“Hydroxychloroquine alone has a relative effectiveness. Only the combination of the two drugs [HCQ along with azithromycin] is really effective, the value of this treatment is that it is prescribed as soon as possible, before the onset of pneumonia; its effectiveness in severe condition is limited. “
–Dr. Didier Raoult
The primary question: Is hydroxychloroquine (HCQ) effective in fighting SARS-CoV-2 and the associated COVID-19 condition?
This seemingly simple question has resulted in strangely bitter debate, not to mention a great deal of confusion. We do our best to provide a well-reasoned answer, starting with simple logic.
What would it take to answer such a question in either the affirmative or the negative?
First, let us note that it takes far less evidence to answer in the affirmative. The reason for this is that a medication—any medication—can be used in multiple ways.

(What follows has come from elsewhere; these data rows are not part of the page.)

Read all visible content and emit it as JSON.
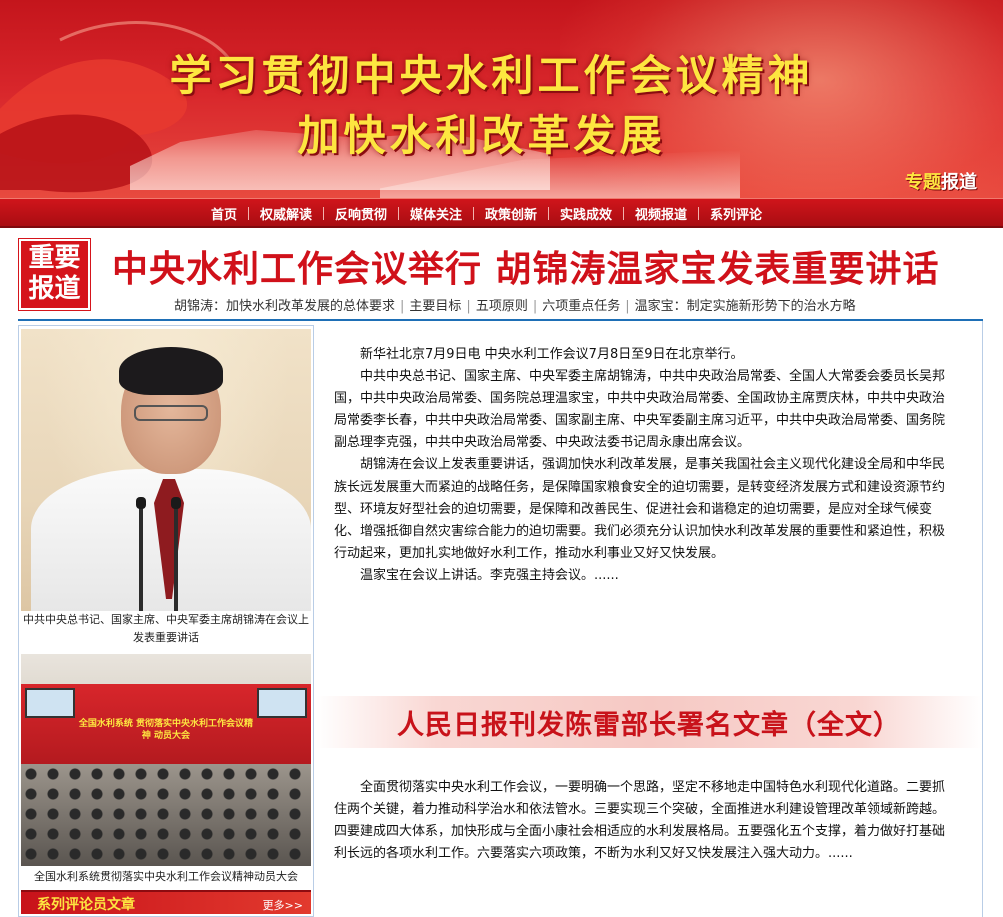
{
  "banner": {
    "title_line1": "学习贯彻中央水利工作会议精神",
    "title_line2": "加快水利改革发展",
    "badge_part1": "专题",
    "badge_part2": "报道"
  },
  "nav": {
    "items": [
      {
        "label": "首页"
      },
      {
        "label": "权威解读"
      },
      {
        "label": "反响贯彻"
      },
      {
        "label": "媒体关注"
      },
      {
        "label": "政策创新"
      },
      {
        "label": "实践成效"
      },
      {
        "label": "视频报道"
      },
      {
        "label": "系列评论"
      }
    ]
  },
  "headline": {
    "badge_line1": "重要",
    "badge_line2": "报道",
    "title": "中央水利工作会议举行  胡锦涛温家宝发表重要讲话",
    "sublinks": [
      {
        "label": "胡锦涛：加快水利改革发展的总体要求"
      },
      {
        "label": "主要目标"
      },
      {
        "label": "五项原则"
      },
      {
        "label": "六项重点任务"
      },
      {
        "label": "温家宝：制定实施新形势下的治水方略"
      }
    ]
  },
  "left": {
    "photo1_caption": "中共中央总书记、国家主席、中央军委主席胡锦涛在会议上发表重要讲话",
    "photo2_banner": "全国水利系统 贯彻落实中央水利工作会议精神 动员大会",
    "photo2_caption": "全国水利系统贯彻落实中央水利工作会议精神动员大会",
    "series_title": "系列评论员文章",
    "series_more": "更多>>"
  },
  "article": {
    "paragraphs": [
      "新华社北京7月9日电 中央水利工作会议7月8日至9日在北京举行。",
      "中共中央总书记、国家主席、中央军委主席胡锦涛，中共中央政治局常委、全国人大常委会委员长吴邦国，中共中央政治局常委、国务院总理温家宝，中共中央政治局常委、全国政协主席贾庆林，中共中央政治局常委李长春，中共中央政治局常委、国家副主席、中央军委副主席习近平，中共中央政治局常委、国务院副总理李克强，中共中央政治局常委、中央政法委书记周永康出席会议。",
      "胡锦涛在会议上发表重要讲话，强调加快水利改革发展，是事关我国社会主义现代化建设全局和中华民族长远发展重大而紧迫的战略任务，是保障国家粮食安全的迫切需要，是转变经济发展方式和建设资源节约型、环境友好型社会的迫切需要，是保障和改善民生、促进社会和谐稳定的迫切需要，是应对全球气候变化、增强抵御自然灾害综合能力的迫切需要。我们必须充分认识加快水利改革发展的重要性和紧迫性，积极行动起来，更加扎实地做好水利工作，推动水利事业又好又快发展。",
      "温家宝在会议上讲话。李克强主持会议。......"
    ]
  },
  "article2": {
    "title": "人民日报刊发陈雷部长署名文章（全文）",
    "paragraph": "全面贯彻落实中央水利工作会议，一要明确一个思路，坚定不移地走中国特色水利现代化道路。二要抓住两个关键，着力推动科学治水和依法管水。三要实现三个突破，全面推进水利建设管理改革领域新跨越。四要建成四大体系，加快形成与全面小康社会相适应的水利发展格局。五要强化五个支撑，着力做好打基础利长远的各项水利工作。六要落实六项政策，不断为水利又好又快发展注入强大动力。......"
  },
  "colors": {
    "brand_red": "#d0111a",
    "banner_yellow": "#fde640",
    "frame_blue": "#1e6fb6"
  }
}
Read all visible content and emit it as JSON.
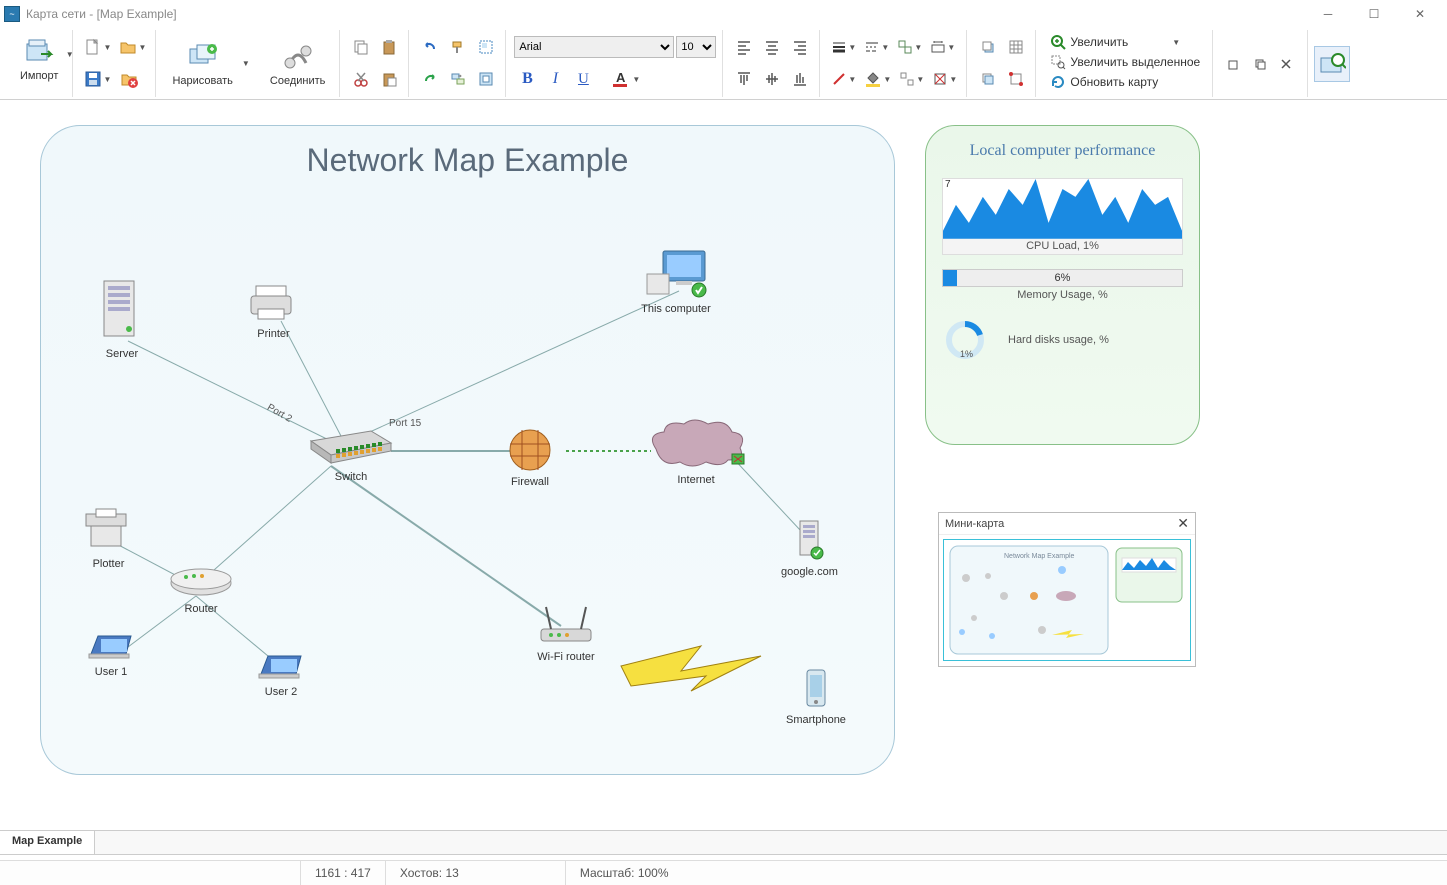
{
  "window": {
    "title": "Карта сети - [Map Example]"
  },
  "toolbar": {
    "import": "Импорт",
    "draw": "Нарисовать",
    "connect": "Соединить",
    "font_name": "Arial",
    "font_size": "10",
    "zoom_in": "Увеличить",
    "zoom_selection": "Увеличить выделенное",
    "refresh_map": "Обновить карту"
  },
  "map": {
    "title": "Network Map Example",
    "nodes": {
      "server": "Server",
      "printer": "Printer",
      "this_computer": "This computer",
      "switch": "Switch",
      "firewall": "Firewall",
      "internet": "Internet",
      "google": "google.com",
      "plotter": "Plotter",
      "router": "Router",
      "user1": "User 1",
      "user2": "User 2",
      "wifi": "Wi-Fi router",
      "smartphone": "Smartphone"
    },
    "ports": {
      "p2": "Port 2",
      "p15": "Port 15"
    }
  },
  "perf": {
    "title": "Local computer performance",
    "cpu_label": "CPU Load, 1%",
    "cpu_max": "7",
    "cpu_min": "0",
    "mem_pct": "6%",
    "mem_label": "Memory Usage, %",
    "disk_label": "Hard disks usage, %",
    "disk_pct": "1%"
  },
  "minimap": {
    "title": "Мини-карта"
  },
  "tabs": {
    "current": "Map Example"
  },
  "status": {
    "coords": "1161 : 417",
    "hosts": "Хостов: 13",
    "scale": "Масштаб: 100%"
  },
  "chart_data": {
    "type": "area",
    "title": "CPU Load, 1%",
    "ylabel": "",
    "xlabel": "",
    "ylim": [
      0,
      7
    ],
    "values": [
      1,
      4,
      2,
      5,
      3,
      6,
      4,
      7,
      2,
      6,
      5,
      7,
      3,
      5,
      2,
      6,
      4,
      5,
      1
    ]
  }
}
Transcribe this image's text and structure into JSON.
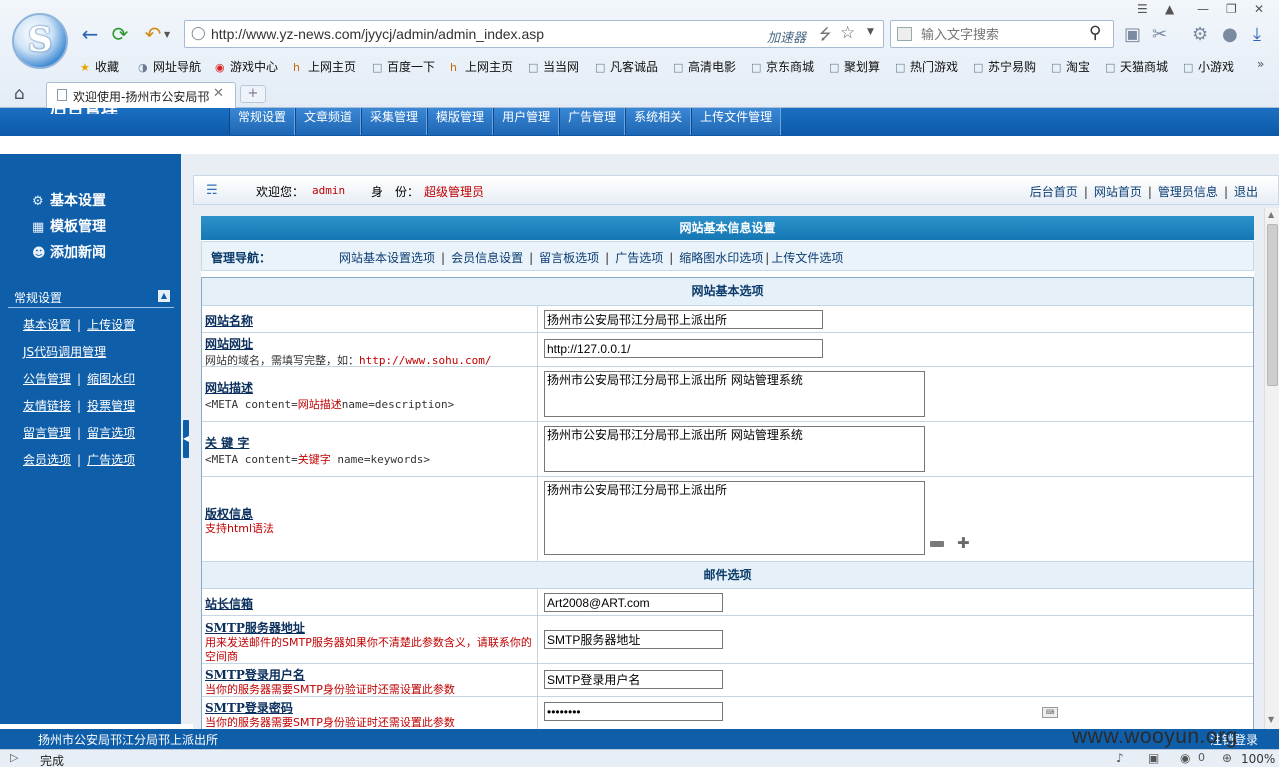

In particular, HCQ has been tested as a pre-exposure prophylactic (PrEP) in healthy individuals, as a post-exposure prophylactic (PEP) in exposed individuals (who may or may not have ingested a viral load sufficient to reach threshold for infection), as an early treatment for patients beginning to exhibit symptoms, as a later treatment for patients whose symptoms have progressed, and also for critically ill patients.
If HCQ proves to be effective in just one of these circumstances, at any dosage, and in any combination with other therapies, then we answer the primary question in the affirmative.
However, in order to answer the primary question in the negative, we must demonstrate that HCQ fails to confer benefit as PrEP, as PEP, for patients in the early symptom stage, late-stage patients with well developed COVID-19, and also for those who are critically ill. This may be the case, but answering the primary question in the negative requires substantial evidence in every one of these circumstances.
Not only that, but we must be certain that the evidence indicates a lack of efficacy of the best possible treatment during each of those circumstances, meaning optimal dosage and as part of an optimal cocktail of medicines and other treatment.
While one, well-run, large experiment may answer the primary question in the affirmative, many studies would be required to answer the primary question in the negative.
The Hydroxychloroquine Hypothesis: That there is some appropriate dosage of hydroxychloroquine, alone or in some combination with other medication, that successfully prevents some COVID-19 cases (PrEP/PEP) or treats some COVID-19 sufferers (Early/Late/Critical).
Thus, logically, the following experimental results would indicate an affirmative answer to the HCQ Hypothesis:
Let us also define a Primary HCQ Hypothesis, which excludes late stage or critical patients. In general, an antiviral treatment should be applied within the first few days of symptoms.
After the symptomatic period, many viruses (including coronaviruses) have been fought off and cleared from the body. At that point, only the symptomatic response or disease state remains. Should the HCQ Hypothesis prove valid, it is almost certainly the case that this is due to evidence affirming the Primary HCQ Hypothesis.
Now, note that the case for the Primary HCQ Hypothesis looks extremely strong:
Out of 29 studies, including half a dozen RCTs, the worst that can be said of any single result is that the study was, on its own, underpowered to achieve statistical significance. However, together, as we clearly see, the aggregated effects meta-study goes far beyond statistical significance. These collective results (or those more positive) would only happen by chance about once in ten random million simulations.
So, how then could it be that so many people still argue that HCQ “proved ineffective”, or as USA Today confidently stated on March 21, 2020, just two days after Trump first mentioned HCQ, “snake oil and false hope” (strangely prior to the publication of much evidence at all, aside from the small pilot Gautret/Raoult et al paper that showed great promise, and the numerous highly positive rationale papers)?
Clearly such declarations defy basic logic as there is no evidence to date that HCQ fails as an early treatment therapy.
Oddly, many scientists and doctors point to WHO trials (which were problematic on many levels: late-stage, using a uniquely high dosage, and without a macrolide or zinc) and the Brazilian study published in the NEJM (because PRESTIGE!), which similarly tested late-stage patients (12% were even recruited from the ICU ward) and in which nearly 40% of the patients in the control group were previously treated with one of the medications being tested (oopsie?).
Even if the aforementioned late-stage experiments were impeccably run and HCQ failed to help late-stage sufferers of COVID-19, they cannot speak to the Primary HCQ Hypothesis—that HCQ effectively treats COVID-19 patients during the early stages.
Remaining entirely unblemished after a year of trials and observations, the current evidence in favor of the Primary HCQ Hypothesis fully validates the HCQ Hypothesis. The logic is so simple that it almost feels like your livelihood would have to be on the line to deny it.